Non-degeneracy of cohomological traces for general Landau-Ginzburg models

TL;DR

This paper proves the non-degeneracy of cohomological bulk and boundary traces in general Landau-Ginzburg models with non-isolated critical points, extending duality principles in mathematical physics.

Contribution

It establishes non-degeneracy results for cohomological traces in Landau-Ginzburg models with compact critical locus, generalizing Serre duality to broader settings.

Findings

Proves duality for hypercohomology of Koszul complex of W

Shows shift functor acts as Serre functor on D-branes category

Extends non-degeneracy results to models with non-isolated critical points

Abstract

We prove non-degeneracy of the cohomological bulk and boundary traces for general open-closed Landau-Ginzburg models associated to a pair $(X,W)$, where $X$ is a non-compact complex manifold with trivial canonical line bundle and $W$ is a complex-valued holomorphic function defined on $X$, assuming only that the critical locus of $W$ is compact (but may not consist of isolated points).
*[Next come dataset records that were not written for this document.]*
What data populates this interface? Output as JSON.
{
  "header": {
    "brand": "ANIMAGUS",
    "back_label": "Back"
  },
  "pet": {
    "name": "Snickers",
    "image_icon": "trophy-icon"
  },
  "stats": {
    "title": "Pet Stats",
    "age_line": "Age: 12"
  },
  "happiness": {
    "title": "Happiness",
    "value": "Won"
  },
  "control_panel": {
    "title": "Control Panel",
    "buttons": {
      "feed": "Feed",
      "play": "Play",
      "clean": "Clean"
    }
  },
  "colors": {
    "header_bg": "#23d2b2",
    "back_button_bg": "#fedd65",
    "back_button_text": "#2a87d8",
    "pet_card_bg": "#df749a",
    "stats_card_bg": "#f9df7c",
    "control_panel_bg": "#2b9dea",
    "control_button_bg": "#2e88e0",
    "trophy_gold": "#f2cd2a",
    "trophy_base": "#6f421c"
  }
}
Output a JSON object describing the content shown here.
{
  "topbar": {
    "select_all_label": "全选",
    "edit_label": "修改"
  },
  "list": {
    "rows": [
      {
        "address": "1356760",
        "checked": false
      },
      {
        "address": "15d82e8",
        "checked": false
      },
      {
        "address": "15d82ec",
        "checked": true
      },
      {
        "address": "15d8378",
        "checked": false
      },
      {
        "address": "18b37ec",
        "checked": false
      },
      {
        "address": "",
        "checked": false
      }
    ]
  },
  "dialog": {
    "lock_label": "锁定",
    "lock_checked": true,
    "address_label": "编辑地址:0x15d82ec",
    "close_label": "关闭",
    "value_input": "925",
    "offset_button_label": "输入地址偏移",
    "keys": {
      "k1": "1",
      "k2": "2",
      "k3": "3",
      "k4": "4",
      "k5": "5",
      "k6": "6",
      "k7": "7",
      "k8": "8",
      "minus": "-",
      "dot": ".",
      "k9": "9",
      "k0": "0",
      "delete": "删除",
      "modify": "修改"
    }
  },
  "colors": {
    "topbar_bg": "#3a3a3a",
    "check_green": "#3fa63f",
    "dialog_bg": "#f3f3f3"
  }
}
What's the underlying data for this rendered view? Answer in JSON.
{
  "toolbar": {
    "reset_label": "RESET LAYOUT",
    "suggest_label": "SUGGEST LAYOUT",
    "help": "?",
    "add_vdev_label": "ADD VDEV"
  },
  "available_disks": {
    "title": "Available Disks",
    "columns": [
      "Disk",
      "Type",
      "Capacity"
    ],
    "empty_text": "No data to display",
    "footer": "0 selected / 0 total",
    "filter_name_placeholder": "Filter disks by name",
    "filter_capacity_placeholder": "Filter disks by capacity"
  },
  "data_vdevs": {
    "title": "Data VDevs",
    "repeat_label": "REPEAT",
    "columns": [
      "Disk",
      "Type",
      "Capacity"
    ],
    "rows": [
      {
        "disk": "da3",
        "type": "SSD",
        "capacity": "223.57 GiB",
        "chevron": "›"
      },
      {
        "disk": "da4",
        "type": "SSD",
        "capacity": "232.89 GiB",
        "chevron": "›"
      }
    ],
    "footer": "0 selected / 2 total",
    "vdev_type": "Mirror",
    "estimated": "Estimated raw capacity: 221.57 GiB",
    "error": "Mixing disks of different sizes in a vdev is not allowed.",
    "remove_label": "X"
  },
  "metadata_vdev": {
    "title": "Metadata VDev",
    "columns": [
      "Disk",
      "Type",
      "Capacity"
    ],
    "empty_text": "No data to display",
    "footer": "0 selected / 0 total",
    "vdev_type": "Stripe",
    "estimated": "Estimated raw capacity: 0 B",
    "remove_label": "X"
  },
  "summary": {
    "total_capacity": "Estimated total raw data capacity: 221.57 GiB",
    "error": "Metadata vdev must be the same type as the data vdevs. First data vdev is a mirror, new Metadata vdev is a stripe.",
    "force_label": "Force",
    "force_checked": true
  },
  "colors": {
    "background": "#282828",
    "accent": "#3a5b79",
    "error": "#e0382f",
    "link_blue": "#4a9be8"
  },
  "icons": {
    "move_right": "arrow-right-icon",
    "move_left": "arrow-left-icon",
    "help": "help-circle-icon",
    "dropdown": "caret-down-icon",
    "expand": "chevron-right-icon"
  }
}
These results can be viewed as certain "deformed" versions of Serre duality. The first amounts to a duality property for the hypercohomology of the sheaf Koszul complex of $W$, while the second is equivalent with the statement that a certain power of the shift functor is a Serre functor on the even subcategory of the $\mathbb{Z}_2$-graded category of topological D-branes of such models.